Proses awal pendirian Bisnis Indonesia dipaparkan secara detail dalam buku ini. Media ini lahir pada 14 Desember 1985 di sebuah kantor kecil di Jalan Kramat V, Jakarta Pusat. Meskipun dengan segala keterbatasan, Amir Daud yang saat itu menjabat sebagai Pemimpin Redaksi berhasil memimpin tim untuk mempersiapkan segala sesuatu mulai dari pelatihan teknis hingga desain logo. Persiapan ini dilakukan dengan cermat, termasuk pelatihan bagi para calon wartawan dan redaktur untuk menyamakan gaya penulisan dan standar pemberitaan.
Dalam buku ini juga disebutkan bahwa Bisnis Indonesia hadir dengan fokus utama pada pemberitaan mikroekonomi, seperti perusahaan, industri, dan sektor bisnis. Pendekatan ini berbeda dari media lain pada masa itu yang cenderung lebih menyoroti isu-isu politik dan ekonomi makro. Nama “Bisnis Indonesia” sendiri dipilih melalui diskusi bersama para pendiri, termasuk Sukamdani Sahid Gitosardjono, yang menjabat sebagai Pemimpin Umum, dan Shirato Syalei, sebagai Pemimpin Perusahaan. Nama ini menggambarkan harapan agar media ini menjadi rujukan utama untuk semua informasi bisnis dan ekonomi yang terjadi di Indonesia.
Logo Bisnis Indonesia juga memiliki cerita unik. Amir Daud meminta salah satu stafnya, Moh. Imam Bahtera, untuk mendesain logo tersebut. Imam, yang memiliki latar belakang hobi menggambar, merancang logo dengan gaya huruf yang sederhana namun tegas agar mudah dikenali dan terbaca. Proses ini menggambarkan bagaimana setiap elemen media ini dirancang dengan perhatian terhadap detail, meskipun dengan sumber daya yang terbatas.
“Proses pengerjaan rancangan name plate secara manual dengan letraset ini tidak terlalu lama. Kerepotannya adalah ketika saya harus bolak-balik ke tukang foto kopi untuk memperbesar atau memperkecil ukurannya agar sesuai dengan format surat kabar broadsheet.” (Moh. Imam Bahtera)
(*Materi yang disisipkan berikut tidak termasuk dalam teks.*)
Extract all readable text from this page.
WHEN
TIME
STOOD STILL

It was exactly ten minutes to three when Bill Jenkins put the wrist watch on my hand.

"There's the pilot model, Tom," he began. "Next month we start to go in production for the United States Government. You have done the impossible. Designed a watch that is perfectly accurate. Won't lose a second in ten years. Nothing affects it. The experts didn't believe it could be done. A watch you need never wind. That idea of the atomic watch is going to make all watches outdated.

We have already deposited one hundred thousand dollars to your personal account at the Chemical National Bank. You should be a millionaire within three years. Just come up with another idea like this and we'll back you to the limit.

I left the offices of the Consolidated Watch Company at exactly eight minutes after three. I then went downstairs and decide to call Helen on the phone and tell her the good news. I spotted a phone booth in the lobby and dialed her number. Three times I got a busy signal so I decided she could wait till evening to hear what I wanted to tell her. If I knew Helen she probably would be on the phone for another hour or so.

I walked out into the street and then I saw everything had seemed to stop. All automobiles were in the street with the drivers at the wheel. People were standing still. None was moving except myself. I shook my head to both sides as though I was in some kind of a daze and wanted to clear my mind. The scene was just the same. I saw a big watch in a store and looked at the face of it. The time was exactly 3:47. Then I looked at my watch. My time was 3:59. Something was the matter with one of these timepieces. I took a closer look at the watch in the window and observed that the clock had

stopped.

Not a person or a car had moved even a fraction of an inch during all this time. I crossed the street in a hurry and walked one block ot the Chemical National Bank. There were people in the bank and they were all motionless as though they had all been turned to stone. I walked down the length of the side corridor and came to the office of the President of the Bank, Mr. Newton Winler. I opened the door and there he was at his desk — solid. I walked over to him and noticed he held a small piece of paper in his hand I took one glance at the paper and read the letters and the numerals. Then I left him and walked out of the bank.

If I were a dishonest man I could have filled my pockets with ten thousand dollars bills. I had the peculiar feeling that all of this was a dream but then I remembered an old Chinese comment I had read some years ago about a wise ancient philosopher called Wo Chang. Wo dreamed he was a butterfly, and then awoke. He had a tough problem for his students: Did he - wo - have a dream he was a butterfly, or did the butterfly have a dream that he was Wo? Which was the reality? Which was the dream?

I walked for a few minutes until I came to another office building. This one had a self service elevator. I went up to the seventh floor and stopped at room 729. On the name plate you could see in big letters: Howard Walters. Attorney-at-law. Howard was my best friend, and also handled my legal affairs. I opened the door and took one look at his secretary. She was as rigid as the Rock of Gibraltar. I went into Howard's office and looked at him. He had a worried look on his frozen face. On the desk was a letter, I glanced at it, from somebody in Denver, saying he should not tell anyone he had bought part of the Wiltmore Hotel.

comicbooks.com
Edisi perdana Bisnis Indonesia diterbitkan dalam 12 halaman dengan beberapa segmen penting seperti berita ekonomi, bisnis, dan informasi pasar. Harga langganan pada masa itu adalah Rp4.000 per bulan, dengan harga iklan yang relatif terjangkau, mencerminkan upaya untuk menjangkau lebih banyak pembaca dari berbagai kalangan bisnis.
Namun, buku ini bukan tanpa kekurangan. Karena terdiri dari kumpulan tulisan dari berbagai penulis, gaya narasi dalam buku ini terasa bervariasi. Hal ini mungkin menjadi tantangan bagi pembaca yang lebih menyukai struktur naratif yang terpadu. Selain itu, fokus buku yang sangat spesifik pada dunia jurnalistik dan media bisnis membuatnya lebih relevan bagi pembaca yang memiliki minat khusus pada bidang tersebut.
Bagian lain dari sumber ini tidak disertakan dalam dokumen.